GRAND RAPIDS — The Diatribe Inc., a Grand Rapids-based nonprofit that focuses on empowering youth through poetry, has received a $75,000 grant from the National Endowment for the Arts.
The Our Town grant was awarded to 51 organizations nationwide for projects that integrate arts, culture and design into efforts that strengthen communities.
The Diatribe will use the funds for its ongoing 49507 Project, a public mural project that launched in May 2021 and brings awareness to various social issues including gentrification and redlining. The project pairs local Black and brown artists with businesses in the city’s third ward. As well, the project integrates education, community listening sessions and research to help shift the narrative in Grand Rapids’ historically marginalized 49507 ZIP code.

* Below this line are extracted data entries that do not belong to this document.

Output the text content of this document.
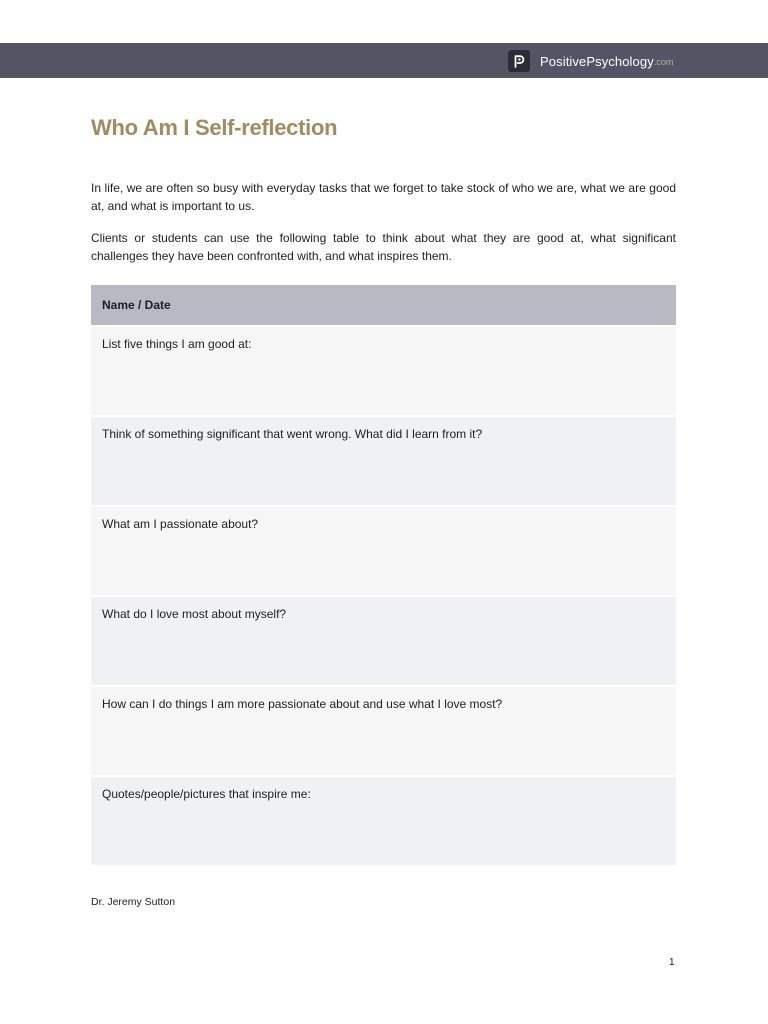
PositivePsychology .com
Who Am I Self-reflection

In life, we are often so busy with everyday tasks that we forget to take stock of who we are, what we are good at, and what is important to us.

Clients or students can use the following table to think about what they are good at, what significant challenges they have been confronted with, and what inspires them.

Name / Date
List five things I am good at:
Think of something significant that went wrong. What did I learn from it?
What am I passionate about?
What do I love most about myself?
How can I do things I am more passionate about and use what I love most?
Quotes/people/pictures that inspire me:
Dr. Jeremy Sutton
1
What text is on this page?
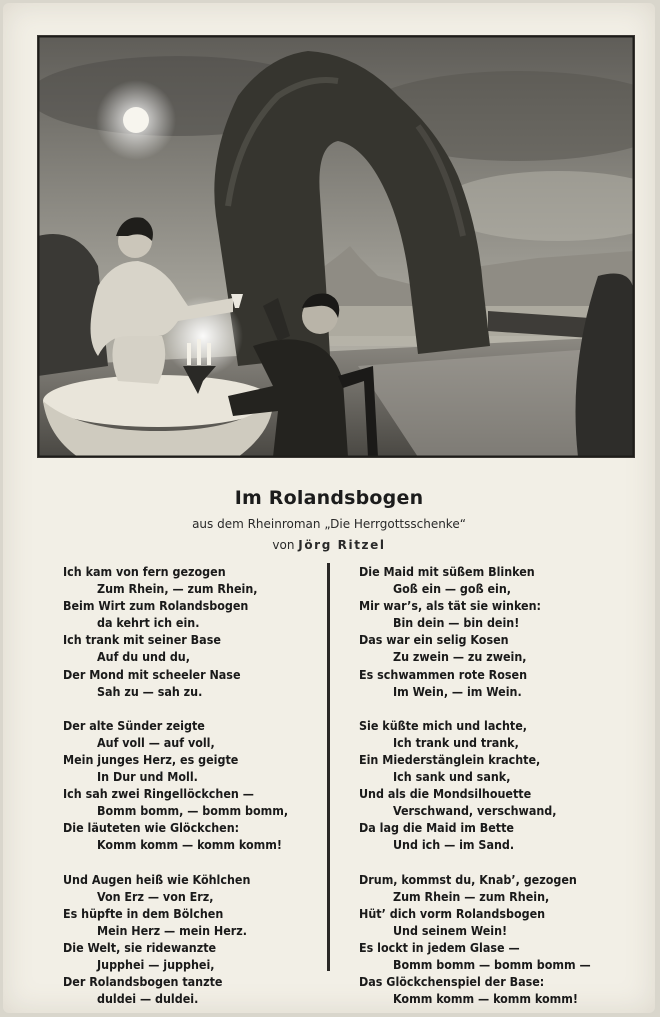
Im Rolandsbogen
aus dem Rheinroman „Die Herrgottsschenke“
von Jörg Ritzel
Ich kam von fern gezogen
Zum Rhein, — zum Rhein,
Beim Wirt zum Rolandsbogen
da kehrt ich ein.
Ich trank mit seiner Base
Auf du und du,
Der Mond mit scheeler Nase
Sah zu — sah zu.
Der alte Sünder zeigte
Auf voll — auf voll,
Mein junges Herz, es geigte
In Dur und Moll.
Ich sah zwei Ringellöckchen —
Bomm bomm, — bomm bomm,
Die läuteten wie Glöckchen:
Komm komm — komm komm!
Und Augen heiß wie Köhlchen
Von Erz — von Erz,
Es hüpfte in dem Bölchen
Mein Herz — mein Herz.
Die Welt, sie ridewanzte
Jupphei — jupphei,
Der Rolandsbogen tanzte
duldei — duldei.
Die Maid mit süßem Blinken
Goß ein — goß ein,
Mir war’s, als tät sie winken:
Bin dein — bin dein!
Das war ein selig Kosen
Zu zwein — zu zwein,
Es schwammen rote Rosen
Im Wein, — im Wein.
Sie küßte mich und lachte,
Ich trank und trank,
Ein Miederstänglein krachte,
Ich sank und sank,
Und als die Mondsilhouette
Verschwand, verschwand,
Da lag die Maid im Bette
Und ich — im Sand.
Drum, kommst du, Knab’, gezogen
Zum Rhein — zum Rhein,
Hüt’ dich vorm Rolandsbogen
Und seinem Wein!
Es lockt in jedem Glase —
Bomm bomm — bomm bomm —
Das Glöckchenspiel der Base:
Komm komm — komm komm!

Seven murals have been created so far as part of the 49507 Project, with eight more planned to be added this summer on the buildings of Black and brown-owned businesses.
“The only way we’ll see change in our communities is when we start investing in them,” The Diatribe Executive Director Marcel Price said in a statement. “Through The 49507 Project, we’re hoping to pour hope into young people, poets, creatives and neighbors to make them feel like this community is theirs.”

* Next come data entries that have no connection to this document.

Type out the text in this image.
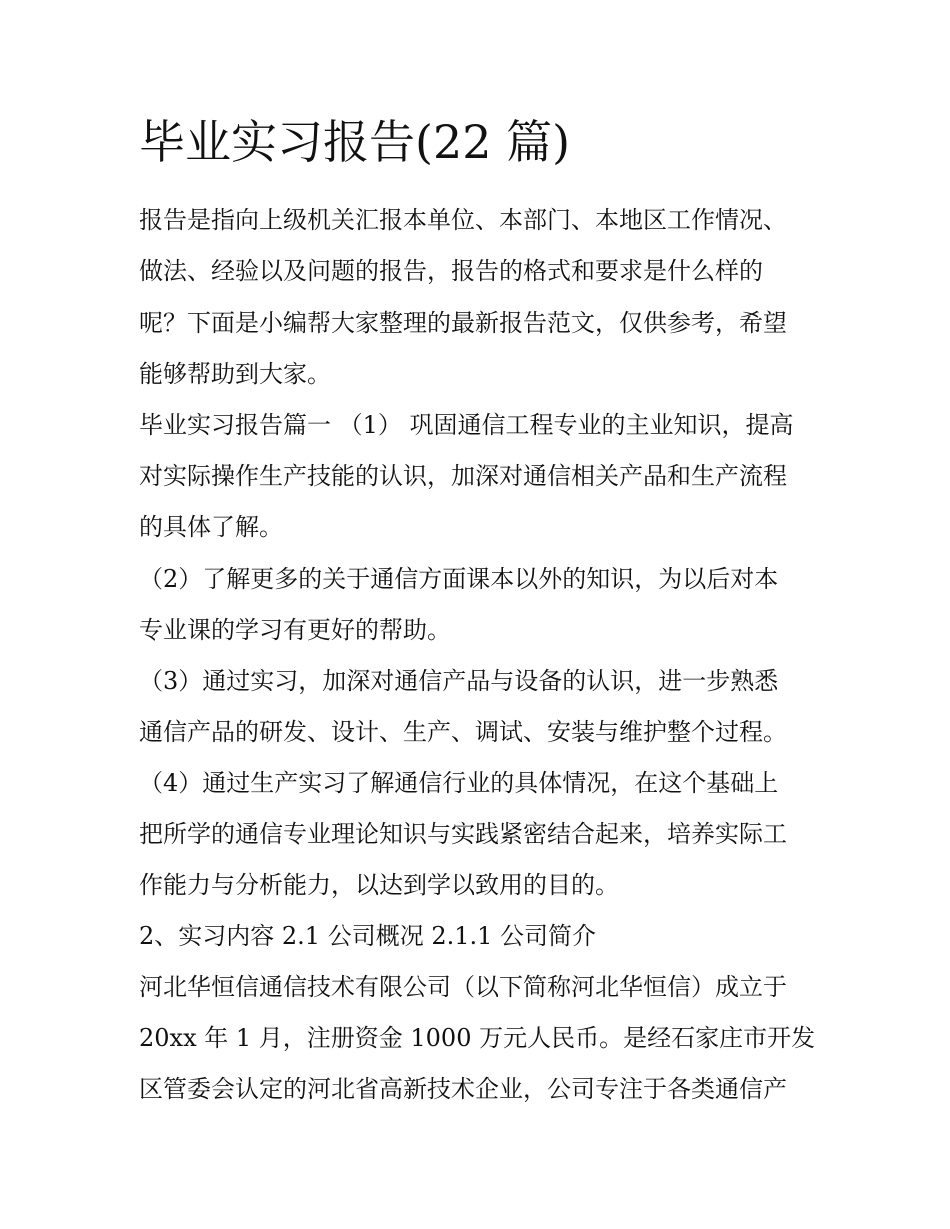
毕业实习报告(22 篇)

报告是指向上级机关汇报本单位、本部门、本地区工作情况、

做法、经验以及问题的报告，报告的格式和要求是什么样的

呢？下面是小编帮大家整理的最新报告范文，仅供参考，希望

能够帮助到大家。

毕业实习报告篇一 （1） 巩固通信工程专业的主业知识，提高

对实际操作生产技能的认识，加深对通信相关产品和生产流程

的具体了解。

（2）了解更多的关于通信方面课本以外的知识，为以后对本

专业课的学习有更好的帮助。

（3）通过实习，加深对通信产品与设备的认识，进一步熟悉

通信产品的研发、设计、生产、调试、安装与维护整个过程。

（4）通过生产实习了解通信行业的具体情况，在这个基础上

把所学的通信专业理论知识与实践紧密结合起来，培养实际工

作能力与分析能力，以达到学以致用的目的。

2、实习内容 2.1 公司概况 2.1.1 公司简介

河北华恒信通信技术有限公司（以下简称河北华恒信）成立于

20xx 年 1 月，注册资金 1000 万元人民币。是经石家庄市开发

区管委会认定的河北省高新技术企业，公司专注于各类通信产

The mural project has an interactive and digital component attached to each mural that allows people to learn more about the message of the art.

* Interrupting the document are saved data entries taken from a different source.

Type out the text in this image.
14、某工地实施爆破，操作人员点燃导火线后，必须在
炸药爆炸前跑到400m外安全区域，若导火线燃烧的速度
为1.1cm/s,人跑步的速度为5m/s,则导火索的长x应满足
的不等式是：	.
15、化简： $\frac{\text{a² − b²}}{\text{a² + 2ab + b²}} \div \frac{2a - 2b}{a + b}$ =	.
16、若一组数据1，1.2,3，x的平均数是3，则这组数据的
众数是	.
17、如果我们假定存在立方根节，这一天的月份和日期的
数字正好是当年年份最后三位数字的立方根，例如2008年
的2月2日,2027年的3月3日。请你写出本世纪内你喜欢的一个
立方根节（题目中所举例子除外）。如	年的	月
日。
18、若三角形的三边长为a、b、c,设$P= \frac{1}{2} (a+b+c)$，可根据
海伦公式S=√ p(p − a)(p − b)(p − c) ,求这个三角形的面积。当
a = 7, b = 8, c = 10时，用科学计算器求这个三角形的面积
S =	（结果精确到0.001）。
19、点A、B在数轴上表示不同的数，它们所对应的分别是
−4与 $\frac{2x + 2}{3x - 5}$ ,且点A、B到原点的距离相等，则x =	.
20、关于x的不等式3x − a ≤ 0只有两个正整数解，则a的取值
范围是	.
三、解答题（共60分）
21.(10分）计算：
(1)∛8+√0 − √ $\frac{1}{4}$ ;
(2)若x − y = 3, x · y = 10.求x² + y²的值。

The 49507 Project has given one of its mural artists, Wanda Moreno Aguilar, a place to authentically represent immigration issues and generational trauma, according to nonprofit officials. Growing up in West Michigan made Moreno Aguilar feel isolated, and she is using the platform to validate the experiences of Hispanic residents.
“The National Endowment for the Arts is proud to support arts and cultural organizations throughout the nation with these grants, including The Diatribe, providing opportunities for all of us to live artful lives,” National Endowment for the Arts Chairperson Maria Rosario Jackson said in a statement. “The arts contribute to our individual well-being, the well-being of our communities, and to our local economies. The arts are also crucial to helping us make sense of our circumstances from different perspectives as we emerge from the pandemic and plan for a shared new normal informed by our examined experience.”
The Diatribe also is planning to put down roots in the 49507 area, and plans to break ground in 2023 on a mixed-use building to house the nonprofit’s offices. The project will include apartments and a performing arts venue at 2040 S. Division Ave.